Ce point bleu pâle me fascine, depuis que je l’ai découvert. Certains voyageurs spatiaux ont décrit, à leur retour, une sensation presque mystique qui doit être proche de ce que je ressens en la regardant. Elle laisse une impression de fragilité extrême. Après tout, malgré nos connaissances actuelles, malgré les planètes extérieures au système solaire découvertes récemment, malgré des dizaines d’années d’écoute attentive de l’espace pour voir si d’autres formes de vie existent, on n’a rien trouvé. Nous sommes seuls dans notre univers, et ça rend la vie, notamment humaine, infiniment précieuse.
Je ne m’explique pas bien cette fascination, pour être franc. La vision tangible de notre insignifiance et de notre importance, peut-être. La regarder laisse au moins une certitude: nous avons, individuellement et collectivement, une responsabilité devant nos choix. Nous sommes peu de choses, perdus sur un bout de caillou. Depuis l’apparition de l’homme, on estime à 100 milliards le nombre d’Homo Sapiens qui ont vécu sur cette tête d’épingle couleur océan pacifique, et nous sommes sans doute en train de provoquer une extinction biologique  massive. La sixième, depuis plusieurs milliards d’années. La première provoquée par l’avidité et la bêtise. Et il est plus que probable que ceux qui l’ont provoqué (les ultra-riches, les nantis, les dictateurs et ceux qui profitent du capitalisme, en particulier) seront ceux qui paieront le moins de conséquences du bouleversement en cours. Reste à lutter pour remettre de l’intelligence, de la justice et de la décence dans la marche du monde, même si on n’en verra peut-être rien de notre vivant. Au boulot, les amis, il y a des pénibles et des imbéciles à calmer et de belles choses à construire…

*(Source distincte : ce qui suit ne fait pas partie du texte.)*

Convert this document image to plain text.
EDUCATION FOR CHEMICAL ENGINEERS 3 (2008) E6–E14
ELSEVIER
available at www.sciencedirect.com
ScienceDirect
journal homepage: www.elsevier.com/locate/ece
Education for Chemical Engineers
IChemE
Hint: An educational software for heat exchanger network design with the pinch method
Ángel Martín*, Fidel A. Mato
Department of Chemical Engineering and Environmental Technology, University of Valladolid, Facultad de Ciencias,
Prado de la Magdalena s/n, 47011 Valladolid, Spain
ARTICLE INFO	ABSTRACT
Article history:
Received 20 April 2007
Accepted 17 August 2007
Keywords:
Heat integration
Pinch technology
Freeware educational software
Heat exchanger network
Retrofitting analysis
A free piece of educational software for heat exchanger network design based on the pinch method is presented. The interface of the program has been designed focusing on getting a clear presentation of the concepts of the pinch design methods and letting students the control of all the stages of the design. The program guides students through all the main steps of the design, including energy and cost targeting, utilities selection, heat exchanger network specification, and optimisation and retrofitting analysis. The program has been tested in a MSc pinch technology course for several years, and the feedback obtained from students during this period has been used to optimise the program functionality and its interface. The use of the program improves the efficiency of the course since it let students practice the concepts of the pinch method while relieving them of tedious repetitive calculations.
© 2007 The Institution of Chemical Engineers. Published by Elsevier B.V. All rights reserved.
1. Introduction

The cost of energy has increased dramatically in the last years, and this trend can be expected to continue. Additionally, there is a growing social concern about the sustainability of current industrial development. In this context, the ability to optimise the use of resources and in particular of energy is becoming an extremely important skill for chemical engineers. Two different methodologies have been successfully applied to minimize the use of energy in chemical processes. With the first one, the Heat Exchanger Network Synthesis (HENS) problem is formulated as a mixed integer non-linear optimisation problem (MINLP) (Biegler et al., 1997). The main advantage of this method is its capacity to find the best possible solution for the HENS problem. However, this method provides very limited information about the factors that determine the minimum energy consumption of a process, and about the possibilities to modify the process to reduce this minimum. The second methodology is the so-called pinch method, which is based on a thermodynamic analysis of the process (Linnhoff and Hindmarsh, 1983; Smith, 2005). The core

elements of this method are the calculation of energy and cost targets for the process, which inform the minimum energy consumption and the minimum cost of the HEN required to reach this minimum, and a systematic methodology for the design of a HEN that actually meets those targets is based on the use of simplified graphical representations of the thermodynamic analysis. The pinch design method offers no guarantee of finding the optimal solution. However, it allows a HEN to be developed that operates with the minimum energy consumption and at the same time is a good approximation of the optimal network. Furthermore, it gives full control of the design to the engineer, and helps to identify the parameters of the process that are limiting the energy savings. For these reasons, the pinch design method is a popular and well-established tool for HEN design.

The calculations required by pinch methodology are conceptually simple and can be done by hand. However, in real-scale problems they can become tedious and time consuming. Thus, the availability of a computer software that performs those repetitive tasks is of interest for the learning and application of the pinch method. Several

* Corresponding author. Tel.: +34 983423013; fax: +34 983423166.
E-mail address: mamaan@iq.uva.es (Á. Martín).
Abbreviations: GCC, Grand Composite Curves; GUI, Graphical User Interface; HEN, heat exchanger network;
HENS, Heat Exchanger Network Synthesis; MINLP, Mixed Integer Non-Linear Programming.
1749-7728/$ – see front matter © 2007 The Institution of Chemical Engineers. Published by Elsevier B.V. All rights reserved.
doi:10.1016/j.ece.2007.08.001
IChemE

Nul homme n’est seul, isolé, coupé du continent humain. Qu’une simple motte de terre, tout une falaise, un terrain à toi ou à un ami soit emporté par la mer et c’est l’Europe entière qui en est amoindrie. La mort d’un seul homme nous diminue tous, nous, les composants du genre humain. Ne demande donc jamais pour qui sonne le glas : il sonne pour toi.

John Donne, Devotions upon Emergent Occasions, 1624


 

Crédits photo: Nasa, 1990, modifié.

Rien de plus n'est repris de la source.